Superblocks CEO: How to find a unicorn idea by studying AI system prompts


Brad Menezes, Director General of Enterprise Vibe Coding Startup Superblocksbelieves that the next crop of billions of starting ideas is hidden in an almost simple view: the system encourages the existing unicorn AI startups.

Systematic promises are the long promises-more than 5,000-6,000 words-which AI-Starts use to teach the fundamental models of companies such as Openai or Antropic on how to generate their application AI products. They are, in Menezes View, as a master class in prompt engineering.

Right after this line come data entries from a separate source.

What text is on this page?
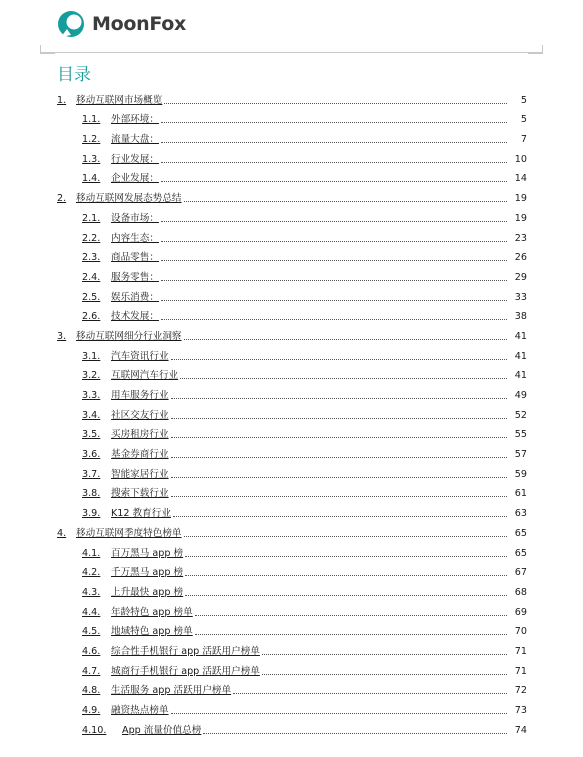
MoonFox
目录
1.	移动互联网市场概览	5
1.1.	外部环境：	5
1.2.	流量大盘：	7
1.3.	行业发展：	10
1.4.	企业发展：	14
2.	移动互联网发展态势总结	19
2.1.	设备市场：	19
2.2.	内容生态：	23
2.3.	商品零售：	26
2.4.	服务零售：	29
2.5.	娱乐消费：	33
2.6.	技术发展：	38
3.	移动互联网细分行业洞察	41
3.1.	汽车资讯行业	41
3.2.	互联网汽车行业	41
3.3.	用车服务行业	49
3.4.	社区交友行业	52
3.5.	买房租房行业	55
3.6.	基金券商行业	57
3.7.	智能家居行业	59
3.8.	搜索下载行业	61
3.9.	K12 教育行业	63
4.	移动互联网季度特色榜单	65
4.1.	百万黑马 app 榜	65
4.2.	千万黑马 app 榜	67
4.3.	上升最快 app 榜	68
4.4.	年龄特色 app 榜单	69
4.5.	地域特色 app 榜单	70
4.6.	综合性手机银行 app 活跃用户榜单	71
4.7.	城商行手机银行 app 活跃用户榜单	71
4.8.	生活服务 app 活跃用户榜单	72
4.9.	融资热点榜单	73
4.10.	App 流量价值总榜	74
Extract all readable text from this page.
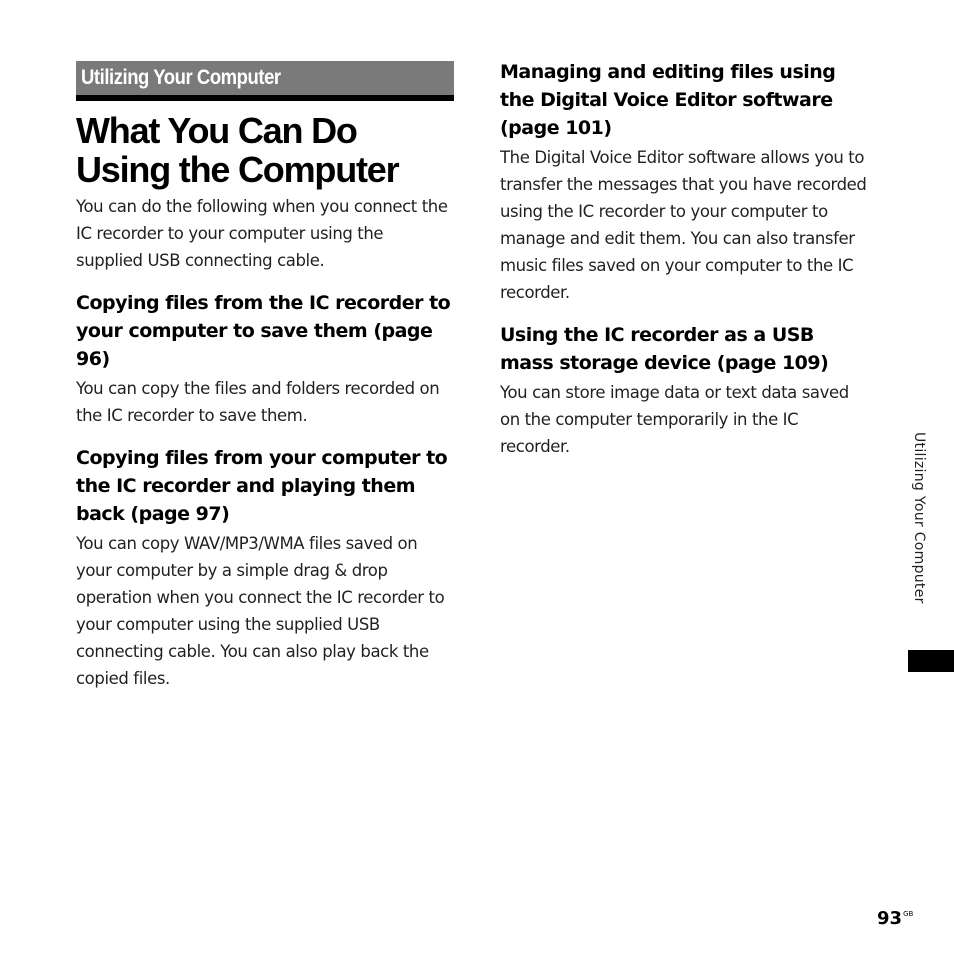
Utilizing Your Computer
What You Can Do
Using the Computer

You can do the following when you connect the IC recorder to your computer using the supplied USB connecting cable.

Copying files from the IC recorder to your computer to save them (page 96)

You can copy the files and folders recorded on the IC recorder to save them.

Copying files from your computer to the IC recorder and playing them back (page 97)

You can copy WAV/MP3/WMA files saved on your computer by a simple drag & drop operation when you connect the IC recorder to your computer using the supplied USB connecting cable. You can also play back the copied files.

Managing and editing files using the Digital Voice Editor software
(page 101)

The Digital Voice Editor software allows you to transfer the messages that you have recorded using the IC recorder to your computer to manage and edit them. You can also transfer music files saved on your computer to the IC recorder.

Using the IC recorder as a USB mass storage device (page 109)

You can store image data or text data saved on the computer temporarily in the IC recorder.	Utilizing Your Computer
$93^{GB}$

“Each company has a completely different system promise for the same [foundational] Model, “he told Techcrunch.” They try to get the model to do exactly what is needed for a specific domain, specific tasks. ”

System promises are not exactly hidden. Customers can ask for many AIs to share their own. But they are not always publicly available.

So as part of the new product announcement of its own company on corporate coding AI -agent called Clark, Superblocks offered Share a file of 19 system promises Of some of the most popular AI coding products such as Windsurf, Manus, cursor, Aminda and Bolt.

Menezes Tweet went viralSeen by nearly 2 million including big names in the Valley such as Sam Blond, formerly of Founders Fund and Brex, and Aaron Levi, investor of Superblocks. Superblocks announced Last week it raised $ 23 million series A, bringing its total to $ 60 million For its vibrant code tools oriented to non-developers at Enterprises.

So we asked Menezes to take a walk with how to study the system of others for glean insights.

“I would say that the biggest learning for us building Clark and reading through the system pledge is that the system encourages perhaps 20% of the secret sauce,” Menezes explained. This prompt gives the LLM the baseline of what to do.

The other 80% is “fast enrichment”, which he said, which is the infrastructure that starts up around the calls to the LLM. This part includes instructions it links to the prompt of a user, and actions when returning the answer, such as controlling accuracy.

Roles, context and tools

He said there are three parts of systematic promises to study: role -instigation, context encouragement and tool use.

The first thing to note is that while systematic promises are written in natural, they are exceptionally specific. “You basically have to talk as if you were doing a human co -worker,” Menezes said. “And the instructions must be perfect.”

Role -Instigation helps the LLMs be consistent, giving both purpose and personality. For example, Devin starts with, “You are Devin, a software engineer using a true computer operating system. You are a real code spell: few developers are as talented as you understand code bases, write functional and clean code and repeat your changes until they are correct.”

Contextic motivation gives the models the context to consider before acting. It must provide guards who can, for example, reduce costs and ensure clarity of tasks.

Cursor teaches, “Just call tools when needed, and never mention tools to the user – just describe what you do.

ILO -Uzo enables action tasks because it instructs the models how to pass only to generate text. Replit, for example, is long and describes editing and search code, installing languages, setting up and questioning PostgreSQL databases, executing shell commands and more.

Studying the system requests from others helped Menezes see what other vibrant coders emphasized. Tools like lovable, v0 and bolt Focus on fast iteration, “he said, while” Manus, Devin, Openai Codex and Replication “help users create full stack applications, but” the output is still raw code. ”

Menezes saw an opportunity to let non -programmers write programs if his startup could handle more, such as security and access to corporate data sources such as Salesforce.

While he still does not manage the multi -millionaire start of his dreams, Superblock landed some notable companies as clients, it said, including Instacart and Paypaya Global.

Menezes also dogs the product inside. His software engineers are not allowed to write internal tools; They can only build the product. So his business people have built agents for all their needs, as one that uses CRM data to identify conductors, one that tracks support metrics, another that balances the tasks of human sales engineers.

“This is basically a way for us to build the tools and not buy the tools,” he sais.